1980 年 2 巻 1 号 p. 14-21
昭和44年より3年間にわたり12県で試みられた「脳卒中予防特別対策」は, いまだに十分な評価がなされていない.我々は, 今後の高血圧地域管理の参考とする目的でその効果について評価を試みた.特対地区と同一県内にある非特対地区を郡部, 市部にわけこれらを対照として昭和44年~50年にいたる45~64歳の脳卒中死亡率, 総死亡率の変化を比較検討した.その結果,
1) 総死亡率, 脳卒中死亡率は, 特対地区, のみならず非特対地区においても著しく減少した.この傾向は女子にとくに強かった.
2) 脳卒中死亡率の総死亡率に占める割合は特対地区, 非特対地区を問わず減少した.
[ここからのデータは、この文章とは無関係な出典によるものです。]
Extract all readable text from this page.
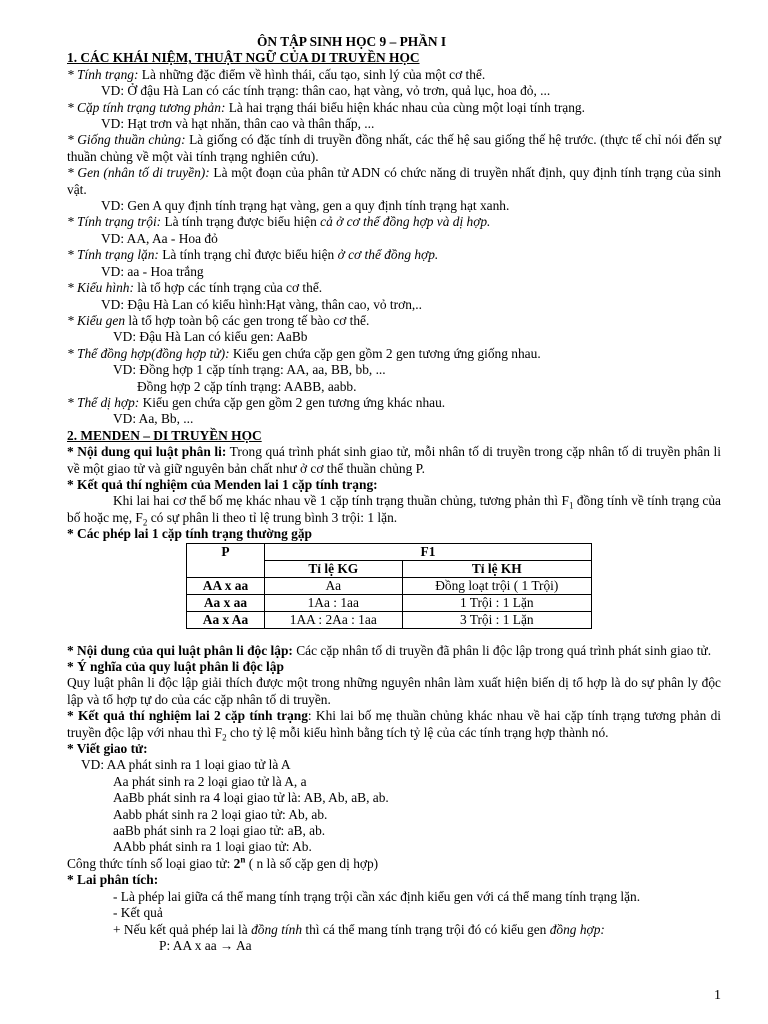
ÔN TẬP SINH HỌC 9 – PHẦN I
1. CÁC KHÁI NIỆM, THUẬT NGỮ CỦA DI TRUYỀN HỌC

* Tính trạng: Là những đặc điểm về hình thái, cấu tạo, sinh lý của một cơ thể.

VD: Ở đậu Hà Lan có các tính trạng: thân cao, hạt vàng, vỏ trơn, quả lục, hoa đỏ, ...

* Cặp tính trạng tương phản: Là hai trạng thái biểu hiện khác nhau của cùng một loại tính trạng.

VD: Hạt trơn và hạt nhăn, thân cao và thân thấp, ...

* Giống thuần chủng: Là giống có đặc tính di truyền đồng nhất, các thế hệ sau giống thế hệ trước. (thực tế chỉ nói đến sự thuần chủng về một vài tính trạng nghiên cứu).

* Gen (nhân tố di truyền): Là một đoạn của phân tử ADN có chức năng di truyền nhất định, quy định tính trạng của sinh vật.

VD: Gen A quy định tính trạng hạt vàng, gen a quy định tính trạng hạt xanh.

* Tính trạng trội: Là tính trạng được biểu hiện cả ở cơ thể đồng hợp và dị hợp.

VD: AA, Aa - Hoa đỏ

* Tính trạng lặn: Là tính trạng chỉ được biểu hiện ở cơ thể đồng hợp.

VD: aa - Hoa trắng

* Kiểu hình: là tổ hợp các tính trạng của cơ thể.

VD: Đậu Hà Lan có kiểu hình:Hạt vàng, thân cao, vỏ trơn,..

* Kiểu gen là tổ hợp toàn bộ các gen trong tế bào cơ thể.

VD: Đậu Hà Lan có kiểu gen: AaBb

* Thể đồng hợp(đồng hợp tử): Kiểu gen chứa cặp gen gồm 2 gen tương ứng giống nhau.

VD: Đồng hợp 1 cặp tính trạng: AA, aa, BB, bb, ...

Đồng hợp 2 cặp tính trạng: AABB, aabb.

* Thể dị hợp: Kiểu gen chứa cặp gen gồm 2 gen tương ứng khác nhau.

VD: Aa, Bb, ...

2. MENDEN – DI TRUYỀN HỌC

* Nội dung qui luật phân li: Trong quá trình phát sinh giao tử, mỗi nhân tố di truyền trong cặp nhân tố di truyền phân li về một giao tử và giữ nguyên bản chất như ở cơ thể thuần chủng P.

* Kết quả thí nghiệm của Menden lai 1 cặp tính trạng:

Khi lai hai cơ thể bố mẹ khác nhau về 1 cặp tính trạng thuần chủng, tương phản thì $F_1$ đồng tính về tính trạng của bố hoặc mẹ, $F_2$ có sự phân li theo tỉ lệ trung bình 3 trội: 1 lặn.

* Các phép lai 1 cặp tính trạng thường gặp

P	F1	
	Tỉ lệ KG	Tỉ lệ KH
AA x aa	Aa	Đồng loạt trội ( 1 Trội)
Aa x aa	1Aa : 1aa	1 Trội : 1 Lặn
Aa x Aa	1AA : 2Aa : 1aa	3 Trội : 1 Lặn

* Nội dung của qui luật phân li độc lập: Các cặp nhân tố di truyền đã phân li độc lập trong quá trình phát sinh giao tử.

* Ý nghĩa của quy luật phân li độc lập

Quy luật phân li độc lập giải thích được một trong những nguyên nhân làm xuất hiện biến dị tổ hợp là do sự phân ly độc lập và tổ hợp tự do của các cặp nhân tố di truyền.

* Kết quả thí nghiệm lai 2 cặp tính trạng: Khi lai bố mẹ thuần chủng khác nhau về hai cặp tính trạng tương phản di truyền độc lập với nhau thì $F_2$ cho tỷ lệ mỗi kiểu hình bằng tích tỷ lệ của các tính trạng hợp thành nó.

* Viết giao tử:

VD: AA phát sinh ra 1 loại giao tử là A

Aa phát sinh ra 2 loại giao tử là A, a

AaBb phát sinh ra 4 loại giao tử là: AB, Ab, aB, ab.

Aabb phát sinh ra 2 loại giao tử: Ab, ab.

aaBb phát sinh ra 2 loại giao tử: aB, ab.

AAbb phát sinh ra 1 loại giao tử: Ab.

Công thức tính số loại giao tử: 2$^n$ ( n là số cặp gen dị hợp)

* Lai phân tích:

- Là phép lai giữa cá thể mang tính trạng trội cần xác định kiểu gen với cá thể mang tính trạng lặn.

- Kết quả

+ Nếu kết quả phép lai là đồng tính thì cá thể mang tính trạng trội đó có kiểu gen đồng hợp:

P: AA x aa → Aa

1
3) 特対地区の脳卒中死亡率は, 非特対地区に比して低下する傾向をみた.しかし, 特対地区と非特対地区に共通の減少部分の方が遙かに大きく両地区の差, すなわち特対固有の効果は僅かであった.
わが国で昭和44年以降3年間にわたって12県で実施した特対については, いまだ十分な評価がなされていない.本報告は, その効果についてできるだけ客観的な評価を行ない, 今後の地域高血圧管理の参考とすることを目的とした.効果判定には, 特対を施さなくとも自然に変化する部分を除去しなければならない.特対の正味の効果は特対地区と非特対地区の成績の差にある.そこで我々は, 特対地区と同一県内にある非特対地区を郡部, 市部にわけ, これらを対照として昭和44年~50年にいたる45~64歳の脳卒中死亡率, 総死亡率の変化を検討した。その結果
(1) 総死亡率, 脳卒中死亡率は, 特対地区, 非特対地区ともに著しく減少した.この傾向は女子にとくに強かった.
(2) 脳卒中死亡率の総死亡率に占める割合は特対地区, 非特対地区を問わず減少した.
(3) 特対地区の脳卒中死亡率は, 非特対地区に比して低下する傾向をみた。しかし, 特対地区と非特対地区に共通の減少部分の方が遙かに大きく, 両地区の差, すなわち特対固有の効果は僅かであった.